Ceux qui ont grandi ou vivent encore en banlieue ont déjà vu une barre de cité s’écrouler sous les charges explosives. Dans certains cas, il s’agissait peut-être de notre propre immeuble. Qu’on le veuille ou non, voir ce tas de béton disparaitre, c’est voir un pan de notre histoire qui s’efface. Notre enfance, la vie de nos parents et de notre famille etc. Partout en France et particulièrement dans les grandes villes, la banlieue a traversé les années avec des visages différents. De l’urbanisme à outrance dans les années 70 pour loger les ouvriers aux abords des métropoles aux différents heurts avec la police de notre époque, en passant par les successions de vagues migratoires. Quoi qu’il en soit, les cités et les banlieues se sont fait happer par la pauvreté pendant près de 50 ans et les autorités n’ont pas su ou voulu les aider.
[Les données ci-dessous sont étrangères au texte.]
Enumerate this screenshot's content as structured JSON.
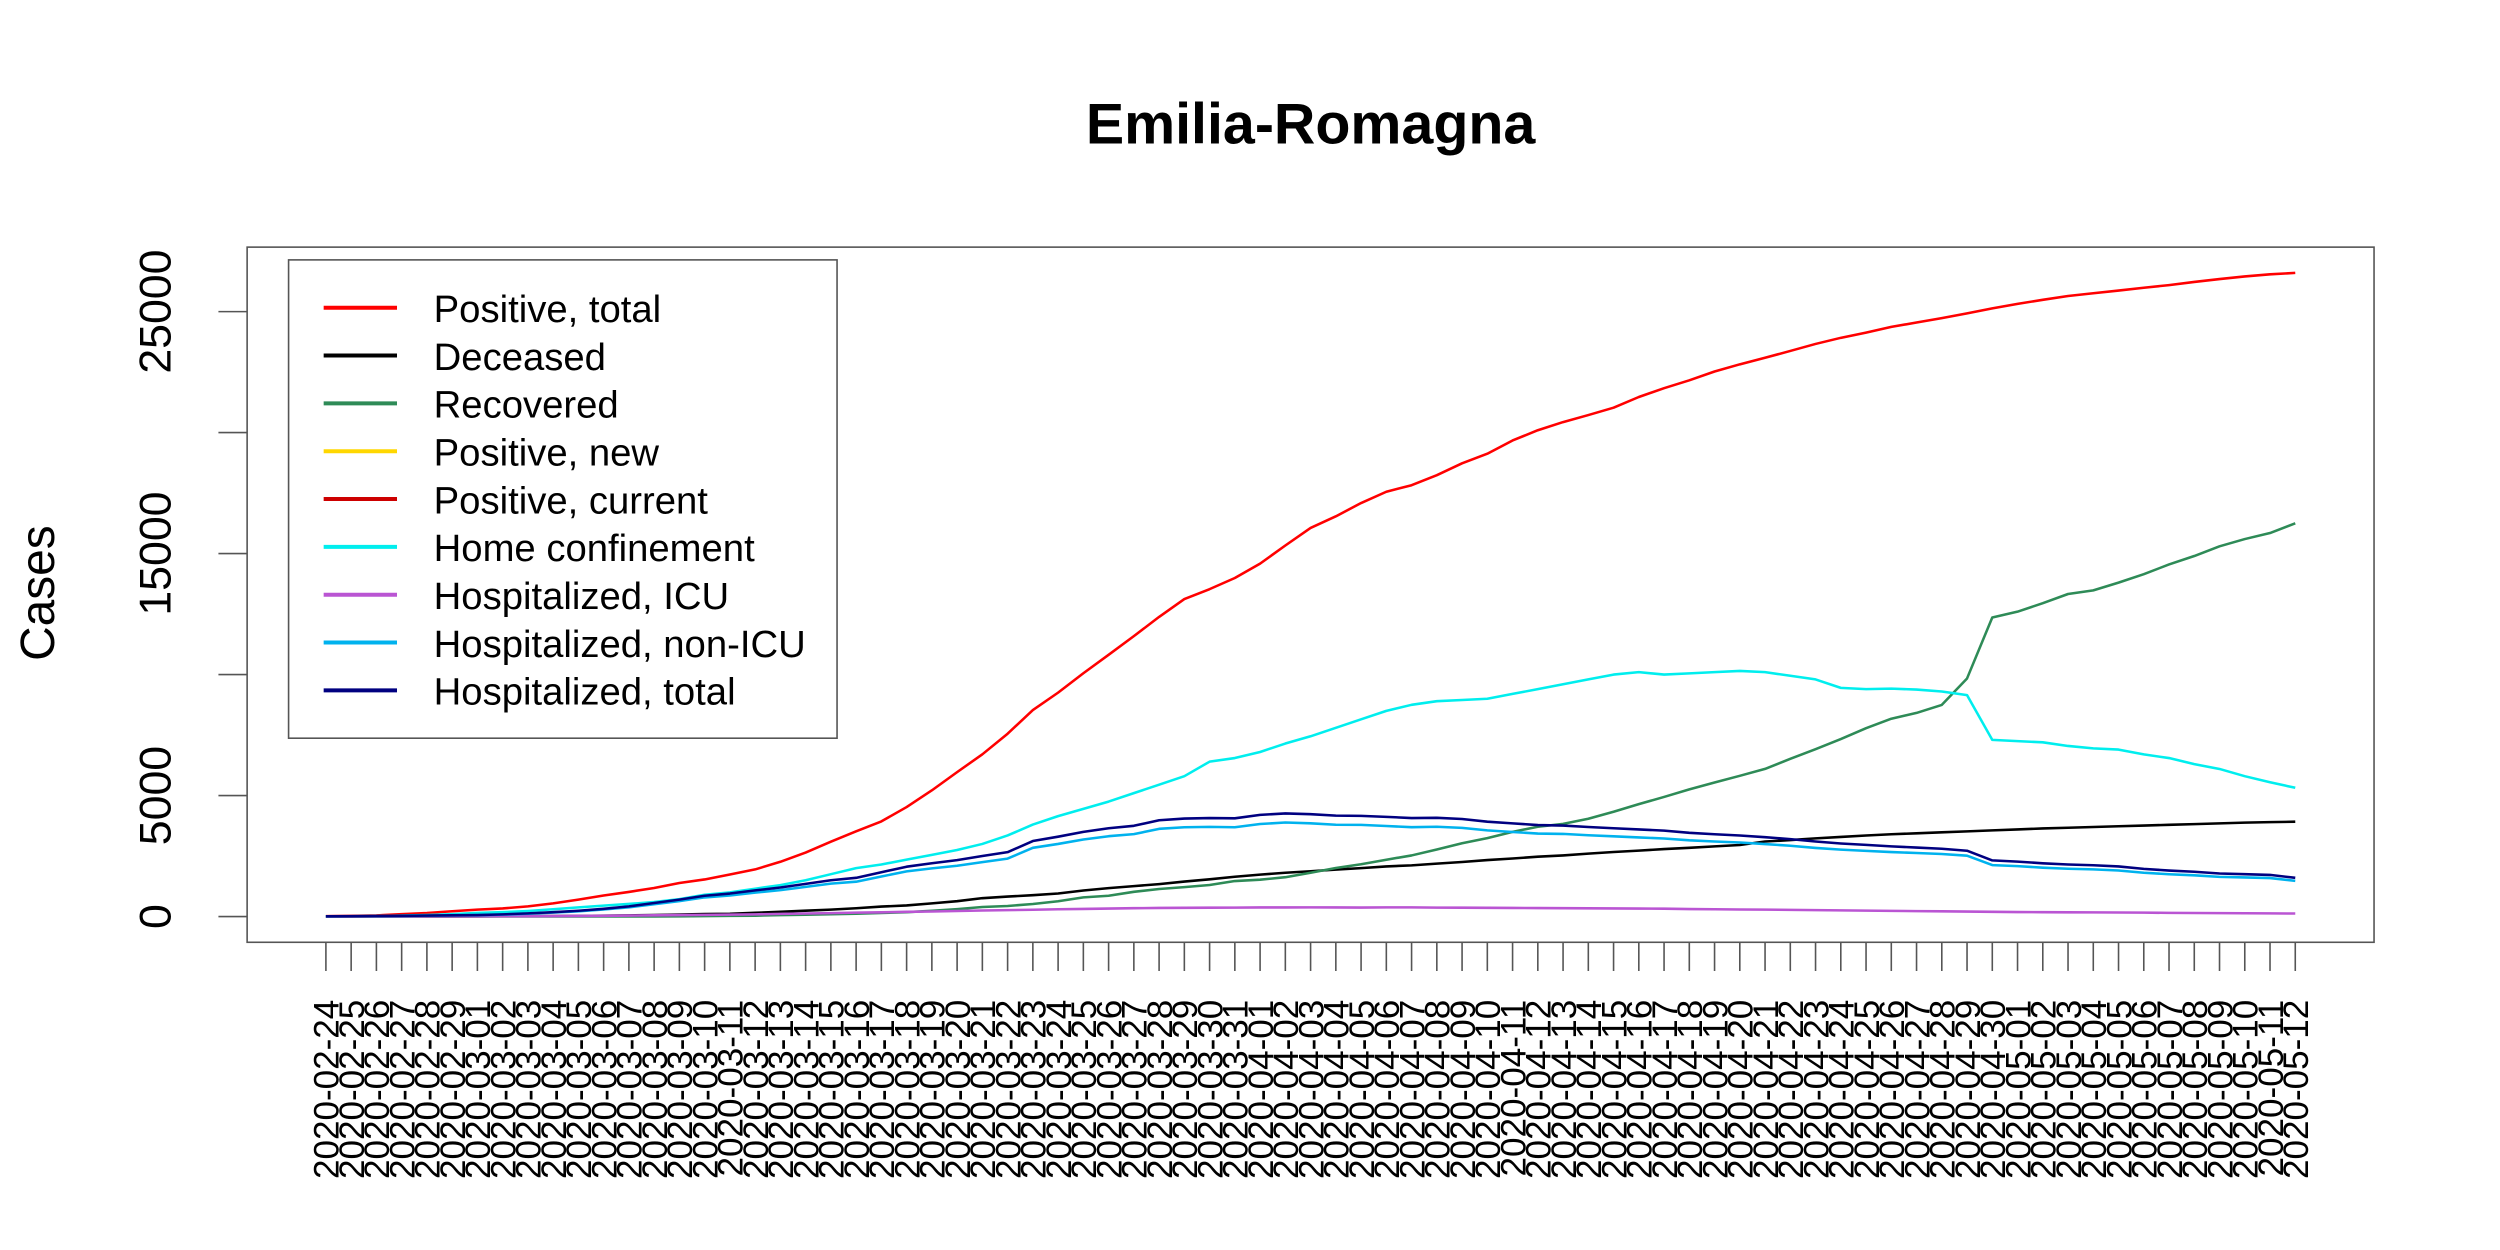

C’est le thème qu’ont voulu nous narrer Faf Larage et Sébastien Damiani avec le morceau « Bloc B » à travers la voix d’un immeuble sur le point de se faire sauter. A quelques minutes de sa mort, il se remémore toutes ces années où il a vu évoluer le quartier et ses habitants. Et selon lui, les choses se sont compliquées au fur et à mesure même si les bons souvenirs sont nombreux. Comme on le devine, l’immeuble en question existait et il semblerait que ce soit celui de l’enfance de Faf Larage dans la cité de Air Bel à Marseille. C’est sûrement la véritable démolition de la tour de béton qui a poussé le rappeur à écrire le morceau, submergé de nostalgie.

Après avoir fait une parenthèse pour remercier et soutenir les héros qui luttent contre l’épidémie du covid-19, le duo reprend le cap avec « Bloc B » qui un extrait du premier de leurs 3 volumes d’instrumentaux et de storytelling inédits rangés sous le nom de « Music Factory ».